Pronto la expedición se convirtió en un gran misterio. En 1848 los ingleses enviaron las primeras misiones de rescate, para 1850 se empezaron a encontrar las primeras pistas. En 1854, John Rae, un explorador escocés, tras hablar con units locales, encontró pruebas de la muerte de un grupo de 40 miembros de la expedición que murieron de hambre cerca del Río Back, al año siguiente una nueva expedición confirmó la historia y encontró nuevos restos.


Forjaron el último vínculo con sus vidas: HMS’ Erebus ‘y’ Terror ‘, 1849-1850 cuadro de W. Thomas Smith

El Parlamento inglés no quiso saber más y los dio por fallecidos, tuvo que ser la esposa de Franklin la que consiguió que una nueva expedición saliera en su búsqueda, esta, en 1859 encontró nuevas pruebas del terrible destino de la Expedición Franklin, encontraron unos papeles escritos por los oficiales donde se describía como los barcos se había quedado atrapados en el hielo durante año y medio antes de ser abandonados y la muerte de los 24 primeros miembros, entre ellos Franklin, además encontraron los primeros cadáveres.

Las siguientes expediciones hasta 1880 solo confirmaron lo que ya se sabía, toda la expedición murió de hambre y frío en medio del hielo.

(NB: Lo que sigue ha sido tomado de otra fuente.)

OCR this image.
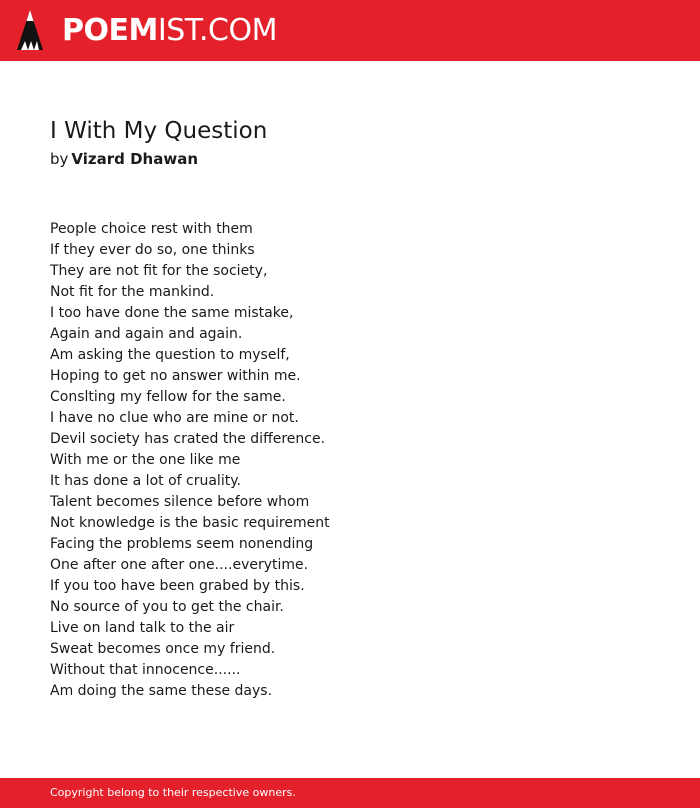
POEMIST.COM
I With My Question
by Vizard Dhawan
People choice rest with them
If they ever do so, one thinks
They are not fit for the society,
Not fit for the mankind.
I too have done the same mistake,
Again and again and again.
Am asking the question to myself,
Hoping to get no answer within me.
Conslting my fellow for the same.
I have no clue who are mine or not.
Devil society has crated the difference.
With me or the one like me
It has done a lot of cruality.
Talent becomes silence before whom
Not knowledge is the basic requirement
Facing the problems seem nonending
One after one after one....everytime.
If you too have been grabed by this.
No source of you to get the chair.
Live on land talk to the air
Sweat becomes once my friend.
Without that innocence......
Am doing the same these days.
Copyright belong to their respective owners.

El interés por Franklin y sus hombres empezó a decaer.

En la década de los 80 del siglo pasado se enviaron nuevas expediciones científicas para investigar de nuevo lo pasado, gracias a las nuevas técnicas usadas se supo que muchos hombres sufrieron escorbuto, algo bastante lógico, y que se llegó a caer en el canibalismo, algo que ya habían insinuado otras expediciones en el pasado, pero se encontró también algo que no se esperaba, altos niveles de plomo en los cuerpos. Esto intrigó a los investigadores, que tras examinar muchos restos y objetos encontrados llegaron a la conclusión que muchos de los expedicionarios sufrieron intoxicación por plomo a altos niveles, bien por las latas de conservas mal selladas con plomo que hizo que este entrara en los alimentos o bien por el uso de agua contaminada con plomo en los propios barcos. Durante los siguientes años se hicieron muchas más expediciones, con resultado dispar encontrándose algunos objetos y restos más y pudiendo exhumar algunos cadáveres enterrados en el hielo, la conclusión de todo esto fue la misma, una muerte horrible para toda la expedición.

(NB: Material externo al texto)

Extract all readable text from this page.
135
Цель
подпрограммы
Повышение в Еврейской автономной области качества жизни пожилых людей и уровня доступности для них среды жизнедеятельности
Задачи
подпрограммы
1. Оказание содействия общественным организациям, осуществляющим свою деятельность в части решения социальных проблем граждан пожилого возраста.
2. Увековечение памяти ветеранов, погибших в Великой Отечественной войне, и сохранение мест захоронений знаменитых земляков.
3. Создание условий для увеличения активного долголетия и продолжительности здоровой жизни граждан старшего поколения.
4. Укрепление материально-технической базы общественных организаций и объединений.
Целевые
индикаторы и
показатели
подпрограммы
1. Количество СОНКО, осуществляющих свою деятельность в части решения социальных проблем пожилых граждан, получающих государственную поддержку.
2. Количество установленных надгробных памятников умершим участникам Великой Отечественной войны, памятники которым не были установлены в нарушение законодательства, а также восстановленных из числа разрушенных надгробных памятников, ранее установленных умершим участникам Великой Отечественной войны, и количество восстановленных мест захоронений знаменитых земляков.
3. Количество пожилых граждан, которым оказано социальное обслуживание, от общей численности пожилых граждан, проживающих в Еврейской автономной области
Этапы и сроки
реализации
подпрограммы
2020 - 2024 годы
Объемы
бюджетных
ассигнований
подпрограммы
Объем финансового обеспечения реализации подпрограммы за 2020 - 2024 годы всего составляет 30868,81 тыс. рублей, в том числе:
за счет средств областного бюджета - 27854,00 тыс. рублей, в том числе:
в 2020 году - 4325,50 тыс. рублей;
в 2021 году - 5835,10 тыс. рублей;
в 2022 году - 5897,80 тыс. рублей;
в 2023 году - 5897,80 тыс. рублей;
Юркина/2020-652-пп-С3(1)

Tumbas de tres de miembros de la expedición de John Franklin en la isla Beechey

Pero no fue hasta los últimos años, en 2014 y 2016 cuando por fin se encontraron a los dos barcos perdidos, el HMS Erebus y el HMS Terror.

La Expedición Perdida de Franklin, fue la última (sin contar sus intentos de rescate) gran expedición al Polo Norte y que sirvió para poner fin a años de exploraciones, casualmente, su búsqueda terminó por despejar las incógnitas sobre la última región inexplorada en el norte.